Radikale Grüße bis dahin über den Kanal!
Kommentare
Dr. Morton als Person hat grundlegend durchaus einen Gerechtigkeitssinn, auch wenn er diesen ohne jegliche Ethik, Moral oder gar Achtung seines Berufseids gewissenlos umsetzt, aber alle Bestraften zumindest immer etwas auf dem Kerbholz hatten.
Viel abartiger fand fand ich da schon Grimsby, welcher auch mal nach einem Mord vor Sex mit der selbstverschuldeten Leiche nicht zurückschreckte, da er regelmässig seine spinnenden 5 Minuten hatte.
Für Jugendliche natürlich ungeeignet, landeten trotzdem einige dieser Romane auf dem Index, da mal wieder einer vom Jugendamt analog der Video Nastys mit Anzeigen losrennen musste.
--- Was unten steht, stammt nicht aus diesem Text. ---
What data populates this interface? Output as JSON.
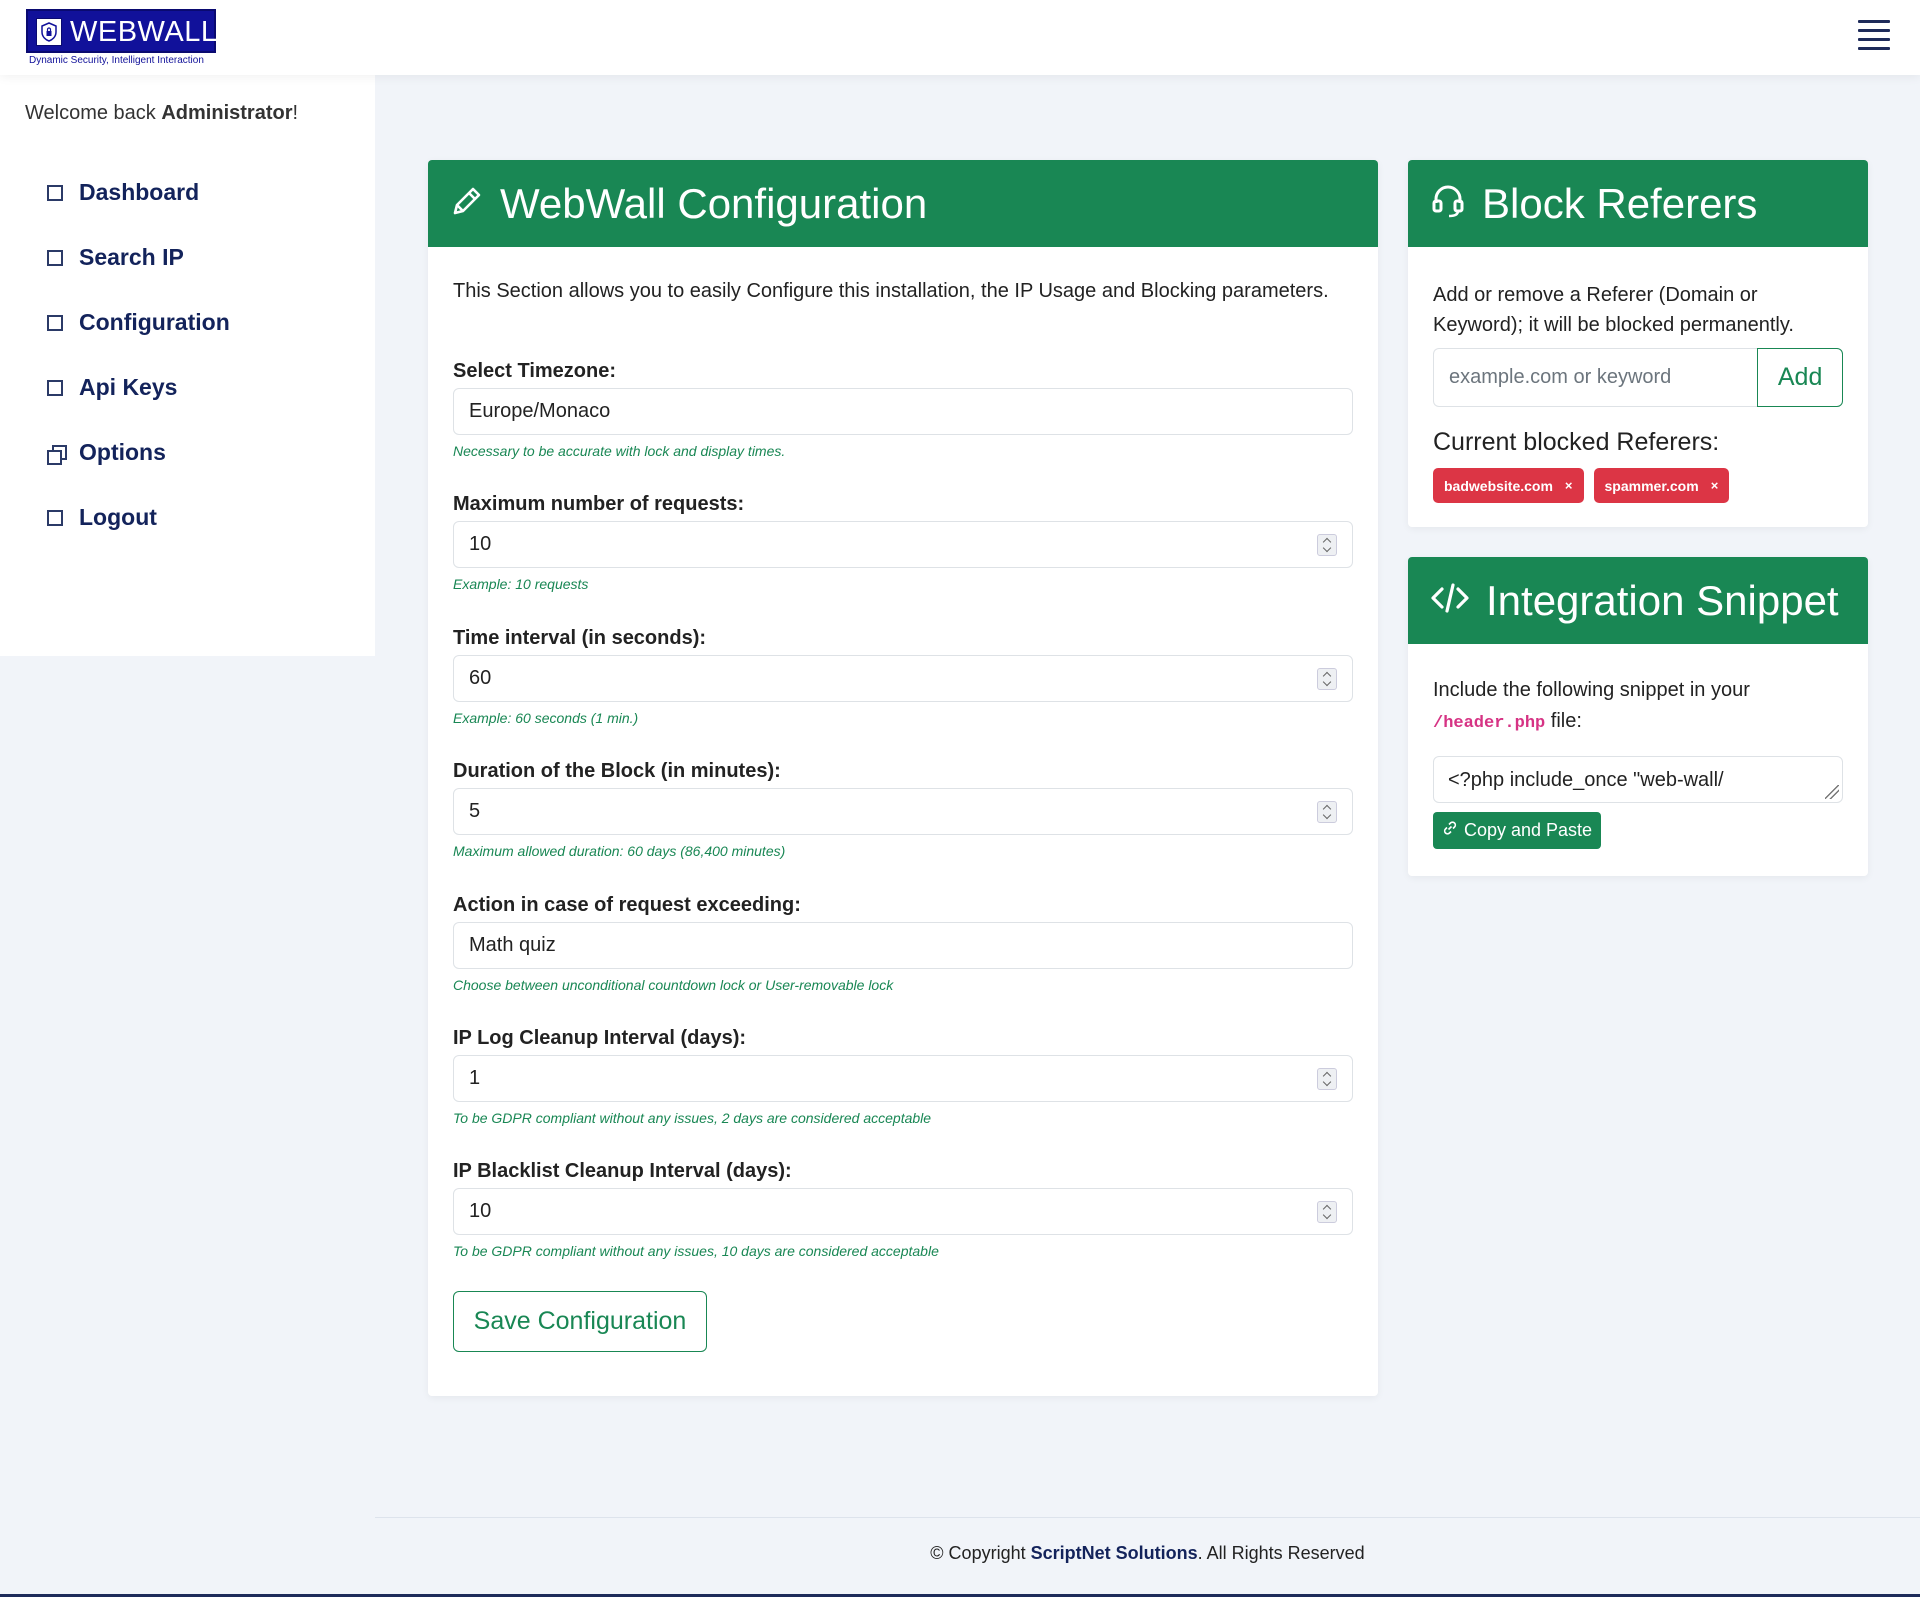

Dass kein Autor zu einem solchen Roman steht kann es auch nur in Deutschland geben, denn letztendlich bleibt es immer noch pure Fiktion für ein Erwachsenenpublikum. Im Internet oder auch in einschlägigen Taschenbüchern gibt es heute viel Härteres.
Dass der Autor hier wie viele andere die "Dr. Morton Moralkeule" herausholt ist für mich eher erschreckender ... Dr. Morton bleibt auch heute noch eine auffallende wenn auch winzige Randnotiz mit Sonderstatus ...
Zitat: Eher weniger. Wenn man die Interviews mit Luther gelesen hat, fällt einem dazu nur rechnerisches Kalkül ein. Machen wir etwas, dass es so nicht gibt, so gewalttätig und sleazy wie es geht, und es wird sich gut verkaufen. Und der Erfolg gab ihnen recht.
Und trotzdem haben die Autoren eher zufällig etwas geschaffen, das seiner Zeit weit voraus war. Der Mad Scientist und der Serienkiller, der damals noch nicht so hieß, mal als Helden. Dazu kommt dann der gewissenlose Freund, der Mord als aufregendes Spiel sieht, und die hörige Krankenschwester. Und die Besetzung ist fertig.
Heute erfreut sich das Publikum an Serien wie "Dexter" - der nur darum ein "guter" Serienkiller ist, weil er keine Frauen und Kinder häutet. Ob das wirklich ein Fortschritt ist, sei dahingestellt. Aber die Morton-Autoren haben das alles vorweggenommen. Egal, ob man das Ergebnis für abartig hält oder nicht, man kann ihnen nicht vorwerfen, das nicht intelligent gemacht zu haben. Auch wenn es den Morton erst recht zu einem absolut zynischem Produkt macht. Trotzdem ist schon interessant, was es alles geben kann, wenn man mal von (Selbst)Zensur und gutem Geschmack befreit ist.